L’ouvrage de Buñuel retrace évidemment un engagement de cinéaste et d’homme de son temps. Cela suffit à en faire l’intérêt, mais au détour des pages on y trouve aussi beaucoup d’humour, ne ménageant guère les personnes qu’il a pu connaitre et donc n’hésitant pas à nous faire part, sans trop d’ostentation cependant, de ses détestations. Il est plutôt caustique avec Dali, ce clown d’Avida Dollars[1], assez peu indulgent avec l’œuvre de Federico Garcia Lorca, et très critique avec Chaplin.  On pourra trouver ses réflexions sur la Guerre d’Espagne assez peu approfondies, s’il fustige les anarchistes et le POUM pour leur désorganisation, il ne tient pas compte du coup d’Etat stalinien du 3 mai 1937 qui envoyèrent les sections d’assaut contre les anarchistes et le POUM, alors que les troupes franquistes avançaient déjà à vive allure

Extraits 

« Impossible de boire sans fumer. Pour ma part je me suis mis à fumer vers l’âge de seize ans et je n’ai jamais arrêté. Il est vrai que je n’ai fumé que rarement plus de vingt cigarettes par jour. […] Le tabac, qui se marie admirablement avec l’alcool (si l’alcool est la reine, le tabac est le roi) est un chaleureux compagnon de tous les événements d’une vie. C’est le grand copain des bons et des mauvais jours. On allume une cigarette pour fêter une joie ou pour cacher une amertume. Quand on est seul ou quand on est ensemble. […] Aussi me permettrai-je, respectables lecteurs, pour en terminer avec ces considérations sur l’alcool et le tabac, pères des amitiés puissantes comme des rêveries fécondes, de vous donner un double conseil : ne fumez pas et ne buvez pas. C’est dangereux pour la santé. »

 

On me dit : et la science ? Ne cherche-t-elle pas, par d’autres voies, à réduire le mystère qui nous entoure ?

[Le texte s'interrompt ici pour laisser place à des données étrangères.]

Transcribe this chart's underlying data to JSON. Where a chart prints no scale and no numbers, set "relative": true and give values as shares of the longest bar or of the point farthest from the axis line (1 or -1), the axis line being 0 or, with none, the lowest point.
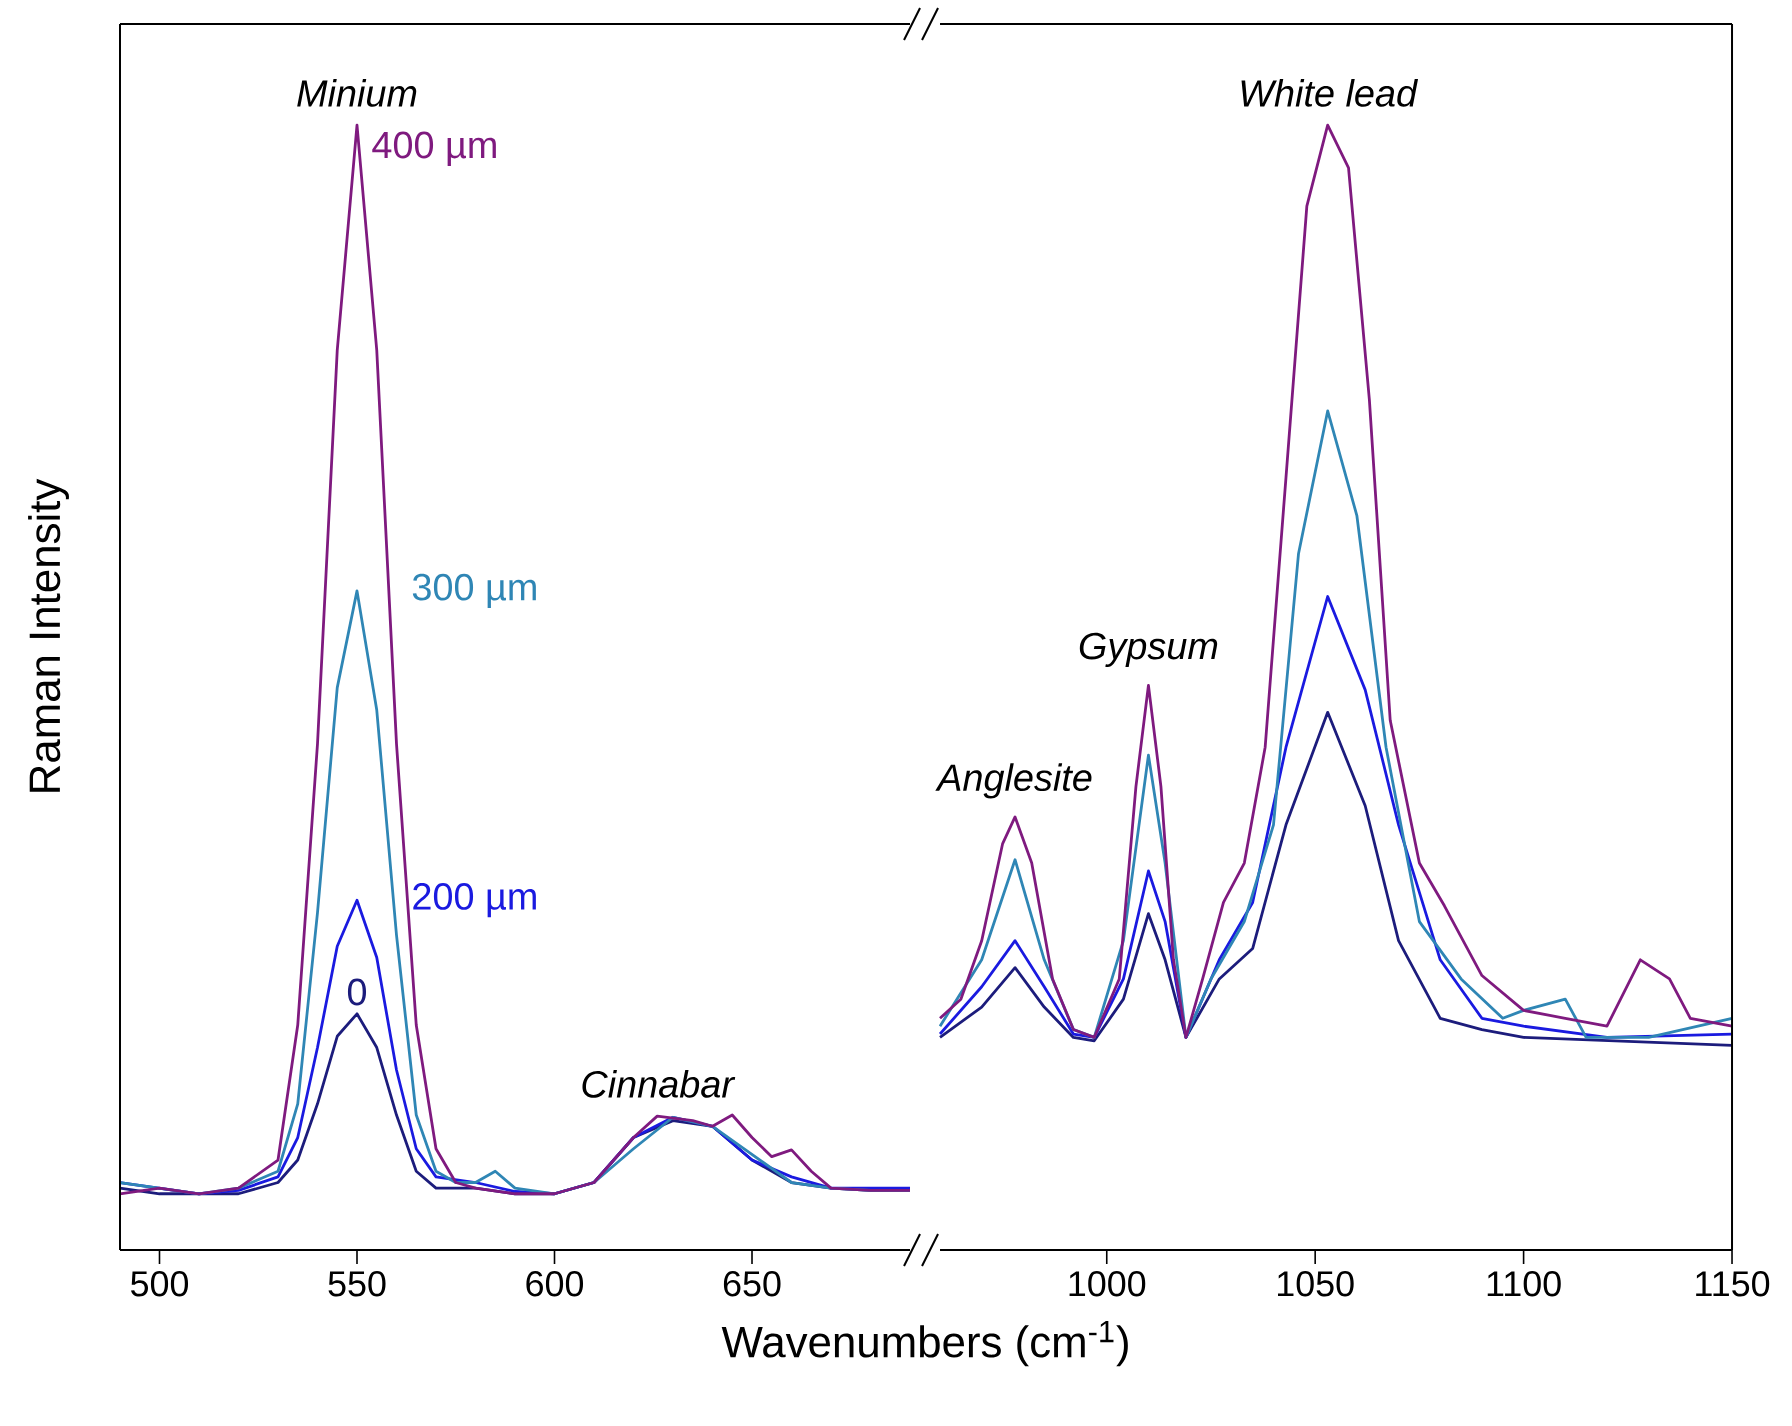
{
  "chart_data": [
    {
      "type": "line",
      "relative": true,
      "xlabel": "Wavenumbers (cm$^{-1}$)",
      "ylabel": "Raman Intensity",
      "xlim": [
        490,
        690
      ],
      "xticks": [
        500,
        550,
        600,
        650
      ],
      "annotations": [
        {
          "text": "Minium",
          "x": 550,
          "y": 1.0
        },
        {
          "text": "Cinnabar",
          "x": 626,
          "y": 0.119
        }
      ],
      "series": [
        {
          "name": "0",
          "color": "#1c1c7c",
          "x": [
            490,
            500,
            510,
            520,
            530,
            535,
            540,
            545,
            550,
            555,
            560,
            565,
            570,
            580,
            590,
            600,
            610,
            620,
            630,
            640,
            650,
            660,
            670,
            680,
            690
          ],
          "values": [
            0.055,
            0.05,
            0.05,
            0.05,
            0.06,
            0.08,
            0.13,
            0.19,
            0.21,
            0.18,
            0.12,
            0.07,
            0.055,
            0.055,
            0.05,
            0.05,
            0.06,
            0.1,
            0.115,
            0.11,
            0.08,
            0.06,
            0.055,
            0.053,
            0.053
          ]
        },
        {
          "name": "200 µm",
          "color": "#1a1ae0",
          "x": [
            490,
            500,
            510,
            520,
            530,
            535,
            540,
            545,
            550,
            555,
            560,
            565,
            570,
            580,
            590,
            600,
            610,
            620,
            630,
            640,
            650,
            660,
            670,
            680,
            690
          ],
          "values": [
            0.06,
            0.055,
            0.05,
            0.053,
            0.065,
            0.1,
            0.18,
            0.27,
            0.311,
            0.26,
            0.16,
            0.09,
            0.065,
            0.06,
            0.052,
            0.05,
            0.06,
            0.1,
            0.118,
            0.11,
            0.08,
            0.065,
            0.055,
            0.055,
            0.055
          ]
        },
        {
          "name": "300 µm",
          "color": "#2f86b5",
          "x": [
            490,
            500,
            510,
            520,
            530,
            535,
            540,
            545,
            550,
            555,
            560,
            565,
            570,
            575,
            580,
            585,
            590,
            600,
            610,
            620,
            630,
            640,
            650,
            660,
            670,
            680,
            690
          ],
          "values": [
            0.06,
            0.055,
            0.05,
            0.055,
            0.07,
            0.13,
            0.3,
            0.5,
            0.586,
            0.48,
            0.28,
            0.12,
            0.07,
            0.06,
            0.06,
            0.07,
            0.055,
            0.05,
            0.06,
            0.09,
            0.118,
            0.11,
            0.085,
            0.06,
            0.055,
            0.053,
            0.053
          ]
        },
        {
          "name": "400 µm",
          "color": "#7f1a7f",
          "x": [
            490,
            500,
            510,
            520,
            530,
            535,
            540,
            545,
            550,
            555,
            560,
            565,
            570,
            575,
            580,
            590,
            600,
            610,
            620,
            626,
            635,
            640,
            645,
            650,
            655,
            660,
            665,
            670,
            680,
            690
          ],
          "values": [
            0.05,
            0.055,
            0.05,
            0.055,
            0.08,
            0.2,
            0.45,
            0.8,
            1.0,
            0.8,
            0.45,
            0.2,
            0.09,
            0.06,
            0.055,
            0.05,
            0.05,
            0.06,
            0.1,
            0.119,
            0.115,
            0.11,
            0.12,
            0.1,
            0.083,
            0.089,
            0.07,
            0.055,
            0.053,
            0.053
          ]
        }
      ]
    },
    {
      "type": "line",
      "relative": true,
      "xlim": [
        960,
        1150
      ],
      "xticks": [
        1000,
        1050,
        1100,
        1150
      ],
      "annotations": [
        {
          "text": "Anglesite",
          "x": 978,
          "y": 0.385
        },
        {
          "text": "Gypsum",
          "x": 1010,
          "y": 0.502
        },
        {
          "text": "White lead",
          "x": 1053,
          "y": 1.0
        }
      ],
      "series": [
        {
          "color": "#1c1c7c",
          "x": [
            960,
            970,
            978,
            985,
            992,
            997,
            1004,
            1010,
            1014,
            1019,
            1027,
            1035,
            1043,
            1053,
            1062,
            1070,
            1080,
            1090,
            1100,
            1150
          ],
          "values": [
            0.189,
            0.216,
            0.251,
            0.216,
            0.189,
            0.186,
            0.223,
            0.299,
            0.258,
            0.189,
            0.241,
            0.268,
            0.378,
            0.478,
            0.395,
            0.275,
            0.206,
            0.196,
            0.189,
            0.182
          ]
        },
        {
          "color": "#1a1ae0",
          "x": [
            960,
            970,
            978,
            985,
            992,
            997,
            1004,
            1010,
            1014,
            1019,
            1027,
            1035,
            1043,
            1053,
            1062,
            1070,
            1080,
            1090,
            1100,
            1120,
            1150
          ],
          "values": [
            0.192,
            0.234,
            0.275,
            0.234,
            0.192,
            0.189,
            0.241,
            0.337,
            0.292,
            0.189,
            0.258,
            0.309,
            0.447,
            0.581,
            0.498,
            0.378,
            0.258,
            0.206,
            0.199,
            0.189,
            0.192
          ]
        },
        {
          "color": "#2f86b5",
          "x": [
            960,
            970,
            978,
            985,
            992,
            997,
            1004,
            1010,
            1014,
            1019,
            1025,
            1033,
            1040,
            1046,
            1053,
            1060,
            1067,
            1075,
            1085,
            1095,
            1100,
            1110,
            1115,
            1130,
            1150
          ],
          "values": [
            0.199,
            0.258,
            0.347,
            0.258,
            0.196,
            0.189,
            0.275,
            0.44,
            0.344,
            0.189,
            0.241,
            0.292,
            0.378,
            0.619,
            0.746,
            0.653,
            0.447,
            0.292,
            0.241,
            0.206,
            0.213,
            0.223,
            0.189,
            0.189,
            0.206
          ]
        },
        {
          "color": "#7f1a7f",
          "x": [
            960,
            965,
            970,
            975,
            978,
            982,
            987,
            992,
            997,
            1003,
            1007,
            1010,
            1013,
            1016,
            1019,
            1023,
            1028,
            1033,
            1038,
            1043,
            1048,
            1053,
            1058,
            1063,
            1068,
            1075,
            1081,
            1090,
            1100,
            1110,
            1120,
            1128,
            1135,
            1140,
            1150
          ],
          "values": [
            0.206,
            0.223,
            0.275,
            0.361,
            0.385,
            0.344,
            0.241,
            0.196,
            0.189,
            0.241,
            0.412,
            0.502,
            0.412,
            0.258,
            0.189,
            0.241,
            0.309,
            0.344,
            0.447,
            0.687,
            0.928,
            1.0,
            0.962,
            0.756,
            0.471,
            0.344,
            0.306,
            0.244,
            0.213,
            0.206,
            0.199,
            0.258,
            0.241,
            0.206,
            0.199
          ]
        }
      ]
    }
  ]
}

Peut-être, mais la science ne m’intéresse pas. Elle me semble prétentieuse, analytique et superficielle. Elle ignore le rêve, le hasard, le rire, le sentiment et la contradiction, toutes choses qui me sont précieuses. Un personnage de La voie lactée disait : « Ma haine de la science et mon mépris de la technologie m’amèneront, finalement, à cette absurde croyance en Dieu. » Il n’en est rien. En ce qui me concerne c’est même tout à fait impossible. J’ai choisi ma place, elle est dans le mystère. Il me reste à le respecter. »

 

« Une chose est désormais certaine : la science est l’ennemie de l’homme. Elle flatte en nous l’instinct de toute-puissance qui conduit à notre destruction. D’ailleurs une récente enquête le prouvait : sur sept cent mille scientifiques « hautement qualifiés » travaillant à l’heure actuelle dans le monde, cinq cent vingt mille s’efforcent d’améliorer les moyens de mort, de détruire l’humanité. Cent quatre-vingt mille seulement recherche les méthodes de notre sauvegarde. »



[1] C’est l’anagramme de Salvador Dali, surnom donné pour le moquer par André Breton.